The galactic smash-up, as one could guess, ended with the small galaxy being annihilated. The sausage dwarf did not survive, while the Milky Way went through a series of changes that fashioned its inner bulge and outer halo and shaped the galaxy into what we know today.
Though it is very difficult to find precise details of cosmic events that occurred several billion years ago in a young universe, scientists keep looking for telltale signs that could provide us more insight into the evolution of our galaxy. The researchers who made this discovery were also doing something similar when they found the wreckage of the destroyed dwarf.
While scouring through the data collected by European Space Agency’s Gaia satellite, which mapped positions and trajectory of millions of stars in our galaxy, the researchers noted some stellar bodies were moving in long-needle like orbits.
The strange path took the stars very close to the central region of our galaxy, something that led the team to posit these could be the remains from a massive collision with a dwarf galaxy.
“This is a telltale sign that the dwarf galaxy came in on a really eccentric orbit and its fate was sealed," Vasily Belokurov, one of the authors of the work, said in a statement.
According to their theory, as Milky Way collided, the dwarf was ripped to shreds and its stars moved into the stretched-out orbits that we see today.

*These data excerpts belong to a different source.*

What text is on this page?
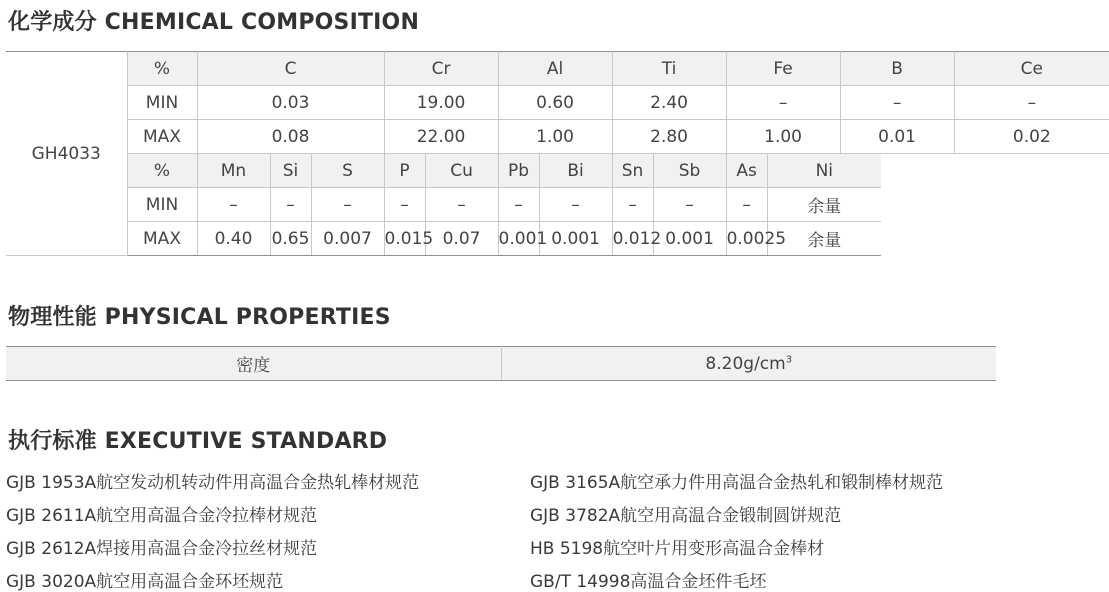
化学成分 CHEMICAL COMPOSITION
GH4033	%	C			Cr		Al		Ti		Fe		B	Ce
	MIN	0.03			19.00		0.60		2.40		–		–	–
	MAX	0.08			22.00		1.00		2.80		1.00		0.01	0.02
	%	Mn	Si	S	P	Cu	Pb	Bi	Sn	Sb	As	Ni		
	MIN	–	–	–	–	–	–	–	–	–	–	余量		
	MAX	0.40	0.65	0.007	0.015	0.07	0.001	0.001	0.012	0.001	0.0025	余量		
物理性能 PHYSICAL PROPERTIES
密度	$8.20g/cm^3$
执行标准 EXECUTIVE STANDARD
GJB 1953A航空发动机转动件用高温合金热轧棒材规范
GJB 2611A航空用高温合金冷拉棒材规范
GJB 2612A焊接用高温合金冷拉丝材规范
GJB 3020A航空用高温合金环坯规范
GJB 3165A航空承力件用高温合金热轧和锻制棒材规范
GJB 3782A航空用高温合金锻制圆饼规范
HB 5198航空叶片用变形高温合金棒材
GB/T 14998高温合金坯件毛坯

“We plotted the velocities of the stars, and the sausage shape just jumped out at us,” study co-author Wyn Evans said while explaining the strange name of the galaxy. “As the smaller galaxy broke up, its stars were thrown onto very radial orbits. These Sausage stars are what's left of the last major merger of the Milky Way.”
While Milky Way is still smashing a bunch of small of dwarf galaxies, the one in question here would have been much more massive, weighing more than 10 billion times the mass of our sun. With such weight, it would have made a serious impact on the structure of our neighborhood.
In fact, according to a series of simulations run by the researchers, the piercing trajectory of the dwarf galaxy would have been strong enough to fracture Milky Way’s disk and spread Sausage debris (stars and gas) into inner parts of the galaxy, creating main galactic components, the central bulge and the surrounding stellar halo.
That said, it is also worth noting apart from weirdly orbiting stars, Milky Way also inherited at least globular clusters, large spheroidal stellar groupings, from the Sausage dwarf. This itself suggests the dwarf galaxy that Milky Way destroyed would have been several times bigger than all other galaxies that have been falling into it over its life.